2Le tsiperifery est un produit forestier de renom à forte valeur commerciale au sein de la filière « épice ». Il connaît désormais une grande percée sur le marché international. En aval de la filière, sa cueillette constitue une activité génératrice de revenus pour les paysans vivant en lisière de forêts. Malheureusement, en plus de l’exploitation abusive (Razafimandimby et al., 2017), qui conduit à la raréfaction des pieds fructifères en forêt (Razafimandimby, 2017), cette filière est également menacée par des problèmes de variabilité de la qualité et du stock disponible pour l’exportation. Les méthodes de traitement post-récolte et l’hétérogénéité de la maturation des poivres à la cueillette ont été identifiés comme à l’origine de la baisse de la qualité (Levesque, 2012).

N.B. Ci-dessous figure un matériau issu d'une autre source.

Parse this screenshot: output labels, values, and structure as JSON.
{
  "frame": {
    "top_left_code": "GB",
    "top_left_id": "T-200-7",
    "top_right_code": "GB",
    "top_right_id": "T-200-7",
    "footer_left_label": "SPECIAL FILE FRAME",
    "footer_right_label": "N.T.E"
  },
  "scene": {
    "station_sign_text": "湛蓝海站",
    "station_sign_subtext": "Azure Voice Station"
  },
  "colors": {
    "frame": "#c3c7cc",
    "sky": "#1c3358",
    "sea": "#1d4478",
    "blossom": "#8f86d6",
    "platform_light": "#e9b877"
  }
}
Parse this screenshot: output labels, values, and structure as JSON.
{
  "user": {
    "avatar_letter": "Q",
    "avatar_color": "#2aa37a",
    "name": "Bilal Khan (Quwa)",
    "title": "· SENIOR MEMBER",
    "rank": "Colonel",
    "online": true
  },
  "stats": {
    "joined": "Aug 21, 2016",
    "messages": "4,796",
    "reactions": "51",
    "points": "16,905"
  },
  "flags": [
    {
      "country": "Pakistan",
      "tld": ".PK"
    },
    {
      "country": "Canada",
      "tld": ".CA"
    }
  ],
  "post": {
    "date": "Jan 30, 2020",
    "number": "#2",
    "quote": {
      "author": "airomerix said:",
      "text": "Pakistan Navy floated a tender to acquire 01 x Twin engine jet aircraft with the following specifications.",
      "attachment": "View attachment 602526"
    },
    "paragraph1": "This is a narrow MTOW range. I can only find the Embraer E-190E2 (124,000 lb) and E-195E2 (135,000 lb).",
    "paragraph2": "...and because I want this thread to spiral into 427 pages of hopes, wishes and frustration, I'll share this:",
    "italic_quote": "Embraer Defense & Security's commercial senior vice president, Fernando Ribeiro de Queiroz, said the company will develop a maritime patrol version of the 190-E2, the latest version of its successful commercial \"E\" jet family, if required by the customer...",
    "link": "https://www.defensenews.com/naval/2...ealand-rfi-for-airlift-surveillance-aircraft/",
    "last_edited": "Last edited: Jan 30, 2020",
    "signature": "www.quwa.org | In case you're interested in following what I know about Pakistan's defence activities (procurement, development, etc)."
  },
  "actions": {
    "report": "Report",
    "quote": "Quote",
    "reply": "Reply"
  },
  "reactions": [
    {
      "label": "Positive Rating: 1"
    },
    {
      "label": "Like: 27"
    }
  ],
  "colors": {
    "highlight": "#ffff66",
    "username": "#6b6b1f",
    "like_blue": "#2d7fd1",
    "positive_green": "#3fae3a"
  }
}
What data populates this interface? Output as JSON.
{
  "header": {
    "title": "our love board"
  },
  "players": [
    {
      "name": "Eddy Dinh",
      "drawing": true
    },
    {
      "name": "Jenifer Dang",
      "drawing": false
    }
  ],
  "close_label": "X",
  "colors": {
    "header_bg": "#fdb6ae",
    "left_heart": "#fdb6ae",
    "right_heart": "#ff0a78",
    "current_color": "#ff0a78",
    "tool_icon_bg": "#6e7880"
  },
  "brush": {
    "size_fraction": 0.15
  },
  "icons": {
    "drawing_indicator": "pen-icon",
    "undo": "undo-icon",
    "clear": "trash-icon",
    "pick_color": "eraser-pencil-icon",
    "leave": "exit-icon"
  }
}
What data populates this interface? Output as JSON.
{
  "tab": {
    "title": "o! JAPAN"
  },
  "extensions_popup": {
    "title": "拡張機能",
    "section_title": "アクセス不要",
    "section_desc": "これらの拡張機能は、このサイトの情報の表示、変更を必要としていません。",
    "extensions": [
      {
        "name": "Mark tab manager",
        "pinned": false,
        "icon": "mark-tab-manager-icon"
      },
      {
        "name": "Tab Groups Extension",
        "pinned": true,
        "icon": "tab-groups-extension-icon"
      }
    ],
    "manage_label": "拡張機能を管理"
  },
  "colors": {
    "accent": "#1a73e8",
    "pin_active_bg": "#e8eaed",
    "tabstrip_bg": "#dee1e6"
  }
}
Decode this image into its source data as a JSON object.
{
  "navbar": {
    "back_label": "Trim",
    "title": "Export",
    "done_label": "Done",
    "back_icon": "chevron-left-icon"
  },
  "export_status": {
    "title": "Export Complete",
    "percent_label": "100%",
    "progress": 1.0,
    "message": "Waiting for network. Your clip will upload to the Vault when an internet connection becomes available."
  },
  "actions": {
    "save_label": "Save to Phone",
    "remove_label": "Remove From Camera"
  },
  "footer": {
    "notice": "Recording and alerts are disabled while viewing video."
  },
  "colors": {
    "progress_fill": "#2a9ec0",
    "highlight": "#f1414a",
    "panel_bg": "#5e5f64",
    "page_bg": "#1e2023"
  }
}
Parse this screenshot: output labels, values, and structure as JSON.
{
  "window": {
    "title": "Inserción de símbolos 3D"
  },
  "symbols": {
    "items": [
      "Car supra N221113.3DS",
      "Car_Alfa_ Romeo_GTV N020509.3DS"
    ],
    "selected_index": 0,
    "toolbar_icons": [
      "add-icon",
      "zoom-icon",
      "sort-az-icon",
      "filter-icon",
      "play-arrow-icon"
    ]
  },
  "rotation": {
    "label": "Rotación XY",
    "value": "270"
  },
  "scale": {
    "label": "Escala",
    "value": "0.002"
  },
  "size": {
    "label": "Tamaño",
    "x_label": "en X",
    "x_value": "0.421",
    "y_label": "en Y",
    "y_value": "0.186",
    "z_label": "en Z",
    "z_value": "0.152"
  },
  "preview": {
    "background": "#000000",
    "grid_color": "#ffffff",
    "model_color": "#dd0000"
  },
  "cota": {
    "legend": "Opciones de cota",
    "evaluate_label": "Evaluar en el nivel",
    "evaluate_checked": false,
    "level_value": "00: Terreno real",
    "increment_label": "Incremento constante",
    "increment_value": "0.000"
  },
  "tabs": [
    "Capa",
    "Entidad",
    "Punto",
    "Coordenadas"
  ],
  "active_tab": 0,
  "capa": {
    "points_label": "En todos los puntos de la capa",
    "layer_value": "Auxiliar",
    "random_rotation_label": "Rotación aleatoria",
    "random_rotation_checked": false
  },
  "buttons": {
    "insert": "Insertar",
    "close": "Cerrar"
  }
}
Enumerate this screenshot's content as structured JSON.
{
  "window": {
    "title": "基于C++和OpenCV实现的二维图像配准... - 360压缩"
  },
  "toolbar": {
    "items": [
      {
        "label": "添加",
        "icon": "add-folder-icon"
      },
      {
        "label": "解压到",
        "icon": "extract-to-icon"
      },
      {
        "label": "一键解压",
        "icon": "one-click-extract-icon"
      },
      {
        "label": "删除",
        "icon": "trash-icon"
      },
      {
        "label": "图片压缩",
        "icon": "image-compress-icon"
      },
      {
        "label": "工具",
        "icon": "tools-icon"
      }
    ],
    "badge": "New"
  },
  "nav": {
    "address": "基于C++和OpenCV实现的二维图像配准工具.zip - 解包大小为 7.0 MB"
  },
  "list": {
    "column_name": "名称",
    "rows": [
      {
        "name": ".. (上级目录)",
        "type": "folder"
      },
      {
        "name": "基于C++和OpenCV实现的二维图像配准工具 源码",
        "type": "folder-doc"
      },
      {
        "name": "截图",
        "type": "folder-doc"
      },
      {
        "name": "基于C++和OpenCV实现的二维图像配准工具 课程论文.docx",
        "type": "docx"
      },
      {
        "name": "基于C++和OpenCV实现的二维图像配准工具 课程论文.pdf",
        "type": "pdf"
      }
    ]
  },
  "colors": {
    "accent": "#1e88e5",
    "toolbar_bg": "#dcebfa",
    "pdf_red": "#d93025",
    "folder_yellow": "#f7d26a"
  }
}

Si les problèmes liés aux traitements post-récolte peuvent être solutionnés (Weil et al., 2014), la phénologie de la plante est encore trop mal connue pour gérer en revanche le problème d’hétérogénéité de la maturation à la cueillette. Les données disponibles, issues des spécimens d’herbier (Manjato et al., 2010) et des connaissances empiriques des acteurs de la filière (Benard et al., 2014), sont uniquement focalisées sur la fructification et ne considèrent pas la diversité morphologique. Pourtant, la phénologie affecte la croissance, la survie et la productivité des peuplements forestiers (Jolly et al., 2004 ; Rotzer et al., 2004). En conséquence, l’insuffisance des bases scientifiques relatives à la phénologie de cette plante bloque la mise en place d’une stratégie pour sa valorisation durable.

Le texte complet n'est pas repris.